Mr. Block’s booklet explains how to handle investment income, U.S. Savings Bond interest, capital gains and losses, and shifting wealth to heirs. The book also explains, and this is extremely complicated, how to know what tax bracket you’re in. This will determine how much you put into a pension plan and whether you take your payout in installments or as a lump sum when you leave your company.
The tax bite at retirement can be horrendous unless you handle it correctly, Mr. Block said. In the book he gives several different payout and rollover scenarios, with suggestions on how to know which option is best for you. The answer depends on your tax bracket. You will also find out about the Alternative Minimum Tax, which once affected only the wealthy and is now snaring middle-income folks. It’s a special problem at a time of transition, such as the year you sell your house, cash in a retirement plan, and go full-timing.
According to Mr. Block, if you are in a 35 percent federal and state tax bracket, and can use legal strategies to trim taxes by $2,000, the savings provides the same purchasing power as almost $3,080 of additional pretax income.
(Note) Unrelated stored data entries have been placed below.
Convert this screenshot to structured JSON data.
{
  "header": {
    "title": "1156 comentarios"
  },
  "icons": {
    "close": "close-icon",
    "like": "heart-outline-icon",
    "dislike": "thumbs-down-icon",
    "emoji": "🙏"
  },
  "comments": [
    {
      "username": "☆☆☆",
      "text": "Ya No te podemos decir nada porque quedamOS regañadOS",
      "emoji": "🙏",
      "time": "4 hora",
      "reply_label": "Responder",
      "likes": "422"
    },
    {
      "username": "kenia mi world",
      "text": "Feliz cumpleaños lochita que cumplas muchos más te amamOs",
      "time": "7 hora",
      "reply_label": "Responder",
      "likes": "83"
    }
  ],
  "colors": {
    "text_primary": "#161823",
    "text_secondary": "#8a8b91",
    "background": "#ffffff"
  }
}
These are just a few tidbits from the feast of information provided in this inexpensive booklet. Order Year Round Savings for $11.95 postage paid or $9.95 via e-mail from Julian Block, 3 Washington Square #1-G, Larchmont, NY 10538; email@example.com. Also available are his guides Dependency Exemptions; Marriage and Divorce; Home Sales; and Travel & Moving Expenses. For any two reports, send $21 ($17 for the e-mail version); for three reports, send $26 ($21 if e-mailed); for four reports send $29 ($24 if e-mailed). You must indicate which reports you’d like to receive. The reports are issued new each year to keep up with the fast-changing tax laws.
Books for travelers
The second edition of Frommer’s Exploring America By RV ($16.99, John Wiley & Sons) by Shirley Slater and Harry Basch is an excellent armchair read and a practical guide to trip planning. It tells where to eat in or get takeout; where to write for more information; where to splurge; and where to camp, raft, bicycle, and sightsee. The first part of the book is about general RVing issues. The second section describes RV adventures in Utah, Alaska, the Dakotas, the Rio Grande Valley, the Heartland, the Florida Keys, the Blue Ridge Mountains, and New England. It can be purchased in bookstores, from online booksellers, or from the publisher’s Web site, www.wiley.com.
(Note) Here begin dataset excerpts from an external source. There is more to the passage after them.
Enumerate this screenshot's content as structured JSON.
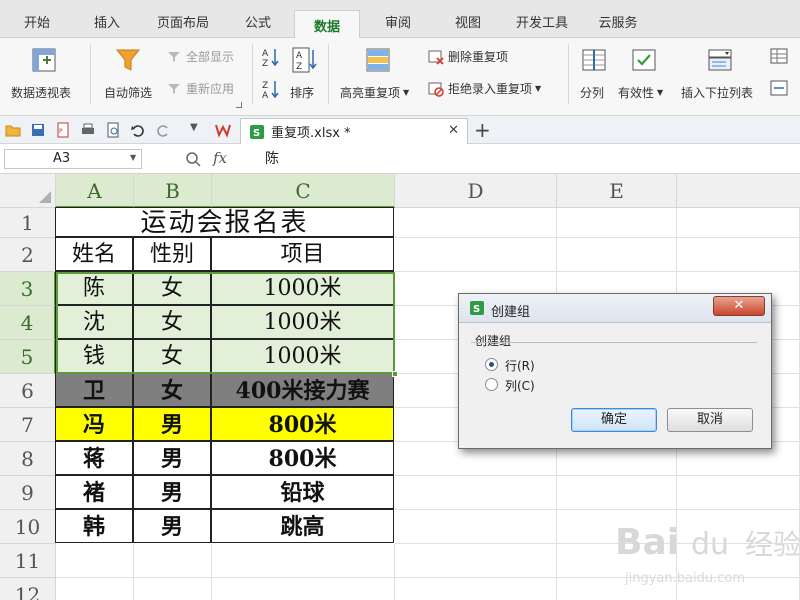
{
  "menu_tabs": [
    "开始",
    "插入",
    "页面布局",
    "公式",
    "数据",
    "审阅",
    "视图",
    "开发工具",
    "云服务"
  ],
  "active_tab": "数据",
  "ribbon": {
    "pivot_label": "数据透视表",
    "autofilter_label": "自动筛选",
    "show_all_label": "全部显示",
    "reapply_label": "重新应用",
    "sort_label": "排序",
    "highlight_dup_label": "高亮重复项",
    "remove_dup_label": "删除重复项",
    "reject_dup_label": "拒绝录入重复项",
    "split_label": "分列",
    "validity_label": "有效性",
    "insert_dropdown_label": "插入下拉列表"
  },
  "document_tab": "重复项.xlsx *",
  "formula_bar": {
    "name_box": "A3",
    "fx_label": "fx",
    "content": "陈"
  },
  "columns": [
    "A",
    "B",
    "C",
    "D",
    "E"
  ],
  "rows": [
    "1",
    "2",
    "3",
    "4",
    "5",
    "6",
    "7",
    "8",
    "9",
    "10",
    "11",
    "12"
  ],
  "sheet": {
    "title": "运动会报名表",
    "headers": [
      "姓名",
      "性别",
      "项目"
    ],
    "data": [
      [
        "陈",
        "女",
        "1000米"
      ],
      [
        "沈",
        "女",
        "1000米"
      ],
      [
        "钱",
        "女",
        "1000米"
      ],
      [
        "卫",
        "女",
        "400米接力赛"
      ],
      [
        "冯",
        "男",
        "800米"
      ],
      [
        "蒋",
        "男",
        "800米"
      ],
      [
        "褚",
        "男",
        "铅球"
      ],
      [
        "韩",
        "男",
        "跳高"
      ]
    ]
  },
  "colors": {
    "selection_fill": "#e2f0d9",
    "selection_border": "#5c9a3a",
    "gray_row": "#7f7f7f",
    "yellow_row": "#ffff00",
    "accent_green": "#1b7a2c"
  },
  "dialog": {
    "title": "创建组",
    "group_label": "创建组",
    "option_row": "行(R)",
    "option_col": "列(C)",
    "selected": "行(R)",
    "ok_label": "确定",
    "cancel_label": "取消",
    "close_glyph": "✕"
  }
}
The Rough Guide to Yosemite National Park ($9.95, Rough Guides) is compact enough to fit in a vest pocket, yet it describes dozens of hikes, sites, things to do, campgrounds, precautions, and routes in this park. Maps and elevations are a huge help, as they include information about the length of each hike and how high you’ll be going. Look for this guide in bookstores, or online booksellers, or go to www.roughguides.com.